19. Independent Contractors. We and you are in an independent contractor relationship and nothing in this Agreement will create any form of partnership, joint venture, agency, franchise, sales representative, or employment relationship. Except as otherwise expressly provided herein, neither Party has the authority to (i) bind the other Party by or to any contract, representation, understanding, act or deed, (ii) represent that either Party is an agent of the other Party, or (iii) represent that either Party is responsible for the acts or omissions of the other Party.
20. Notice. All written communications including but not limited to legal notices shall be sent to us at info@nullcbdgarage.com. As part of the Affiliate application process, you shall provide us with an e-mail address where such communications shall be sent to you.
21. FTC and FCC Compliance. As an Affiliate you accept and acknowledge that you are required to adhere to certain Federal Trade Commission (“FTC”) and Federal Communications Commission (“FCC”) laws and regulations.
22. Governing Law/Venue. It is mutually understood and agreed that this Agreement shall be governed by the laws of the State of Colorado, both as to interpretation and performance. This Agreement is executed in the County of Boulder, State of Colorado and the parties agree that any action relating to this Agreement shall be instituted and prosecuted in the courts of the County of Boulder, State of Colorado, and each party waives the right to change of venue.
23. Force Majeure.
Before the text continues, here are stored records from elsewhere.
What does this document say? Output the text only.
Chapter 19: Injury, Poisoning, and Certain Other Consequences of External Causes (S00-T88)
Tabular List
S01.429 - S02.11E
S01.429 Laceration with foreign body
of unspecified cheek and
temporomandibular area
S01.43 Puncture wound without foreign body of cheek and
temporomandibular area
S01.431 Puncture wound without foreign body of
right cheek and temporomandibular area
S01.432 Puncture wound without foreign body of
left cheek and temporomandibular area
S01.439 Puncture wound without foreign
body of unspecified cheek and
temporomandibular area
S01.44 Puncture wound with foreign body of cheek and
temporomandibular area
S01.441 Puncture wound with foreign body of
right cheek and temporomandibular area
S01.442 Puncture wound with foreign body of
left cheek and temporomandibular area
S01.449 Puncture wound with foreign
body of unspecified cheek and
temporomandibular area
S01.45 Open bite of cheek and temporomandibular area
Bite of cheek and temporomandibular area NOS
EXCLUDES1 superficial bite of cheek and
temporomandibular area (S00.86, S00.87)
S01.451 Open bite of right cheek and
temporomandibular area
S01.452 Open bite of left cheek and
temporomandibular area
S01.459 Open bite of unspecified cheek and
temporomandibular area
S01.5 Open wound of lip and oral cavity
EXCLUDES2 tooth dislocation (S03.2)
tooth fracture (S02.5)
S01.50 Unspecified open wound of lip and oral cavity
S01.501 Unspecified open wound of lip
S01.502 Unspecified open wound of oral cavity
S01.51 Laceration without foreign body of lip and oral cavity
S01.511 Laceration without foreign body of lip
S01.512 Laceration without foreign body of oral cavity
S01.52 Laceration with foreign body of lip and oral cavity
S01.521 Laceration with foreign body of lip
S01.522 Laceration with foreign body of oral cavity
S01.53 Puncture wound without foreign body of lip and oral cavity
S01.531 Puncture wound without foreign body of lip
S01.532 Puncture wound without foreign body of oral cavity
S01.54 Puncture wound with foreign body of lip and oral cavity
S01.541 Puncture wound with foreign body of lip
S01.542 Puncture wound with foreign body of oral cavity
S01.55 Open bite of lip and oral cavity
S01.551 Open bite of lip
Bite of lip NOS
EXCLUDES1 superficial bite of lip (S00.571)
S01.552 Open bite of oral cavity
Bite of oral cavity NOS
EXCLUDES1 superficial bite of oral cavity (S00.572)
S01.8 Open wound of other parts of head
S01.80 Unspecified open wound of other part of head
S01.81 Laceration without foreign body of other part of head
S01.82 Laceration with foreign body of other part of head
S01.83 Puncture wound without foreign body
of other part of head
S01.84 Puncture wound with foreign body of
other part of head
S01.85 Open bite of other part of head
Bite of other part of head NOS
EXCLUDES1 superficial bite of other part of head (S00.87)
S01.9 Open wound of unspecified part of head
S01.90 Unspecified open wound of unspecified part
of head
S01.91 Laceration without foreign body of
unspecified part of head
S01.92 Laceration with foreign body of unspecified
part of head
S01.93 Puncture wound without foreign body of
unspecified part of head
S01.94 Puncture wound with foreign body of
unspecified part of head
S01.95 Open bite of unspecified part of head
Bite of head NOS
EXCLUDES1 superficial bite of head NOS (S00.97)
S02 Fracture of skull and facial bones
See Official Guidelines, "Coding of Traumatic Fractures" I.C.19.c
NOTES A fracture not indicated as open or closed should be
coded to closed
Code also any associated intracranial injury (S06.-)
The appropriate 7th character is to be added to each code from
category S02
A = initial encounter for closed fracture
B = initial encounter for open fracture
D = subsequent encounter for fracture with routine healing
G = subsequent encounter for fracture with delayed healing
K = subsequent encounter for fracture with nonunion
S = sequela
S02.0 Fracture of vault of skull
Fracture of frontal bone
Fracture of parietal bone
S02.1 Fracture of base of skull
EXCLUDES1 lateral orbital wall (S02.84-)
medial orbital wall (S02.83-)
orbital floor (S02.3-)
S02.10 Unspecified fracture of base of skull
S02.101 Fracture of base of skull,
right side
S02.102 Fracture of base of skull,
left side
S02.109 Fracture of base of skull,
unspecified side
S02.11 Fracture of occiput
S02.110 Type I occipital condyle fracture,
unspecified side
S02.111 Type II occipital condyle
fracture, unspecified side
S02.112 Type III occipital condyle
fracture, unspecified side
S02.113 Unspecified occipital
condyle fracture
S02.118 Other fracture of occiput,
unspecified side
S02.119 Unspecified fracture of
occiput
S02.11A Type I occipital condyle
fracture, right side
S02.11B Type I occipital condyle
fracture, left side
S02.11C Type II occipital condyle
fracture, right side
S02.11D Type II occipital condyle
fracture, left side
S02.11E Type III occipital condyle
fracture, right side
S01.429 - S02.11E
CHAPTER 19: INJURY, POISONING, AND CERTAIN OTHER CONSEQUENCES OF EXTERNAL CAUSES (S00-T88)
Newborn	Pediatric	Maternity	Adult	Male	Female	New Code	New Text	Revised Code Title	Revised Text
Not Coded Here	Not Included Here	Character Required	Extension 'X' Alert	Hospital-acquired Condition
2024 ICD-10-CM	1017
Our performance under this Agreement shall be excused to the extent that such performance is hindered, delayed, or made commercially impractical by causes beyond our reasonable control which the parties acknowledge and agree include but not limited to war, hostilities, revolution, civil commotion, strike, lockout, epidemic, pandemic, disease, illness, accident, fire, natural disaster, wind or flood of any requirements of law or an act of God.
24. Headings. The titles and headings of the various sections and paragraphs in this Agreement are solely for convenience of reference and are not intended for any other purpose, or to explain, modify, or place any construction upon or on any of the provisions of this Agreement.
25. Assignment. You may not assign this Agreement or any of your rights or delegate any of your obligations under this Agreement, by operation of law or otherwise, without our prior written consent, and any such attempted assignment shall be void. Subject to such restriction, this Agreement will be binding on, inure to the benefit of, and enforceable against the parties and their respective successors and assigns.
26. Waiver. Our failure to enforce strict performance of any provision of this Agreement will not constitute a waiver of our right subsequently to enforce such provision or any other provision of this Agreement.
27. Entire Agreement. This Agreement and all attachments incorporated herein represent the complete agreement and understanding between us and supersedes any other oral or written communications or understandings between us regarding the subject
28. Severability. In the event that any condition, covenant, or other provision herein contained is held to be invalid or void by any court of competent jurisdiction, the same shall be deemed severed from the remainder of this Agreement, and shall in no way affect any other covenant or condition herein contained. If such condition, covenant, or other provision shall be deemed invalid due to its breadth, such provision shall be deemed valid to the extent of the scope or breadth permitted by law.
29. Good Faith. This Agreement shall be governed by the implied covenant of good faith and fair dealing in each party’s performance and enforcement of this Agreement.